Residential college at Princeton University

Mathey College is one of seven residential colleges at Princeton University. Located in the Northwest corner of the Princeton Campus, its dormitories and other buildings are predominantly in the Collegiate Gothic style. Since the fall of 2007, Mathey has been a four-year residential college, paired with Rockefeller College.

Most of Mathey College is centered on a large central courtyard featuring a sand volleyball court.
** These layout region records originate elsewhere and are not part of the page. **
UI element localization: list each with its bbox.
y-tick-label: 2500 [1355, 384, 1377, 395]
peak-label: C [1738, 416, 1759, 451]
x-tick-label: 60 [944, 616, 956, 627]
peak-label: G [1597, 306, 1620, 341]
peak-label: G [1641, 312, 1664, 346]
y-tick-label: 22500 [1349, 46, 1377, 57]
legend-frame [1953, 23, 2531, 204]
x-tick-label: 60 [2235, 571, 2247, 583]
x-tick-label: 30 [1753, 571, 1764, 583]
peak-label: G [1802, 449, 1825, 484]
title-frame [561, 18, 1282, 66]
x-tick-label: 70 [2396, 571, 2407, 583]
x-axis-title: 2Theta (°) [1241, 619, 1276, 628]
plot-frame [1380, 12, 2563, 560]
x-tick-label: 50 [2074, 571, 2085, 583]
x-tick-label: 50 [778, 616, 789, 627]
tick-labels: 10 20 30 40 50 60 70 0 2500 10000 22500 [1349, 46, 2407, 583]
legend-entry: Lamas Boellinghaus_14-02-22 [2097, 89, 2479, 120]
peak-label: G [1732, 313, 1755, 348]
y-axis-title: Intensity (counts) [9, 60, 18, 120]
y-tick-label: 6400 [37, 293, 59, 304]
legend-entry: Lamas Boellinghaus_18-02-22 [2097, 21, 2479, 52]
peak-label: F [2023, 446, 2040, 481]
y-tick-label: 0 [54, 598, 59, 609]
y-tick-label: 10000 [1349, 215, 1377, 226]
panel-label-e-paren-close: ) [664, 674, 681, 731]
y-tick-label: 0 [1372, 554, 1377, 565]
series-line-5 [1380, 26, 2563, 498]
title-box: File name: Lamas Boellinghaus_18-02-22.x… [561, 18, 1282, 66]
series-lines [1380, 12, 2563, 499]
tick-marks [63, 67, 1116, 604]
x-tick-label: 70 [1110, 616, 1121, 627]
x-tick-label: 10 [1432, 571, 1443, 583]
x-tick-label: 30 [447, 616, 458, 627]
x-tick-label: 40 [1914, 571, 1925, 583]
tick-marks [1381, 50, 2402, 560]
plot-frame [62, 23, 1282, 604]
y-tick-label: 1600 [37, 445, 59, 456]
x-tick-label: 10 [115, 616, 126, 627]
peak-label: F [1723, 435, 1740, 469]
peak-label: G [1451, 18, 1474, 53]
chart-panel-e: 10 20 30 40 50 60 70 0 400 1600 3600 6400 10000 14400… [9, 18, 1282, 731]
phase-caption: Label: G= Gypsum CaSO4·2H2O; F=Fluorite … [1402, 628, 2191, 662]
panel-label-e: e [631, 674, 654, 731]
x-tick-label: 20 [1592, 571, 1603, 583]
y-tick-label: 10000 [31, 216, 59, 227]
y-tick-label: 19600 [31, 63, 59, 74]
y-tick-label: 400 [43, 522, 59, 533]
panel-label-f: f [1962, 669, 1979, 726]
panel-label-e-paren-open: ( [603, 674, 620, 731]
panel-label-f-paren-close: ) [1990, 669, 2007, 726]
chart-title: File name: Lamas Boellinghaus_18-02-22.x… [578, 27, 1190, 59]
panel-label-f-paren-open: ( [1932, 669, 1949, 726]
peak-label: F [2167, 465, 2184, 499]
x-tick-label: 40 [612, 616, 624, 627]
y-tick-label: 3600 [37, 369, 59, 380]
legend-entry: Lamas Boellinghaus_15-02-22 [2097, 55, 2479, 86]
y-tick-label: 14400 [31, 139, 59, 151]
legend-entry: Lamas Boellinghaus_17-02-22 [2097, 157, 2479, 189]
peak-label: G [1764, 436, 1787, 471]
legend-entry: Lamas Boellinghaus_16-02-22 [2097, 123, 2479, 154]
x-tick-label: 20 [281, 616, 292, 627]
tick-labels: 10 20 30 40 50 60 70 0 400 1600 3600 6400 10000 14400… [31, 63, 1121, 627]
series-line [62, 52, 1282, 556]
Campbell Hall, Joline Hall, Blair Hall, Hamilton Hall (with the dining hall and common room), Edwards Hall, and some of Little Hall (since fall 2007) make up the residential college. Hamilton Hall, Little Hall, and Edwards Hall are not on the main courtyard, though they are near to it.

Mathey College is famous for Blair Arch, featured prominently in the movie A Beautiful Mind. As the largest arch at Princeton, Blair Arch hosts many arch sings, a cappella concerts held in the arch.

Mathey College is named after Dean Mathey, of the Class of 1912, who was a prominent member of the Princeton community.

Today, in 2026, Mathey is known for its recording studio, dark room, and film theater.

The current dean is Dr. Michael Olin, and the current Head of the College, as of the July 1, 2026, is Effie Rentzou, Professor of French.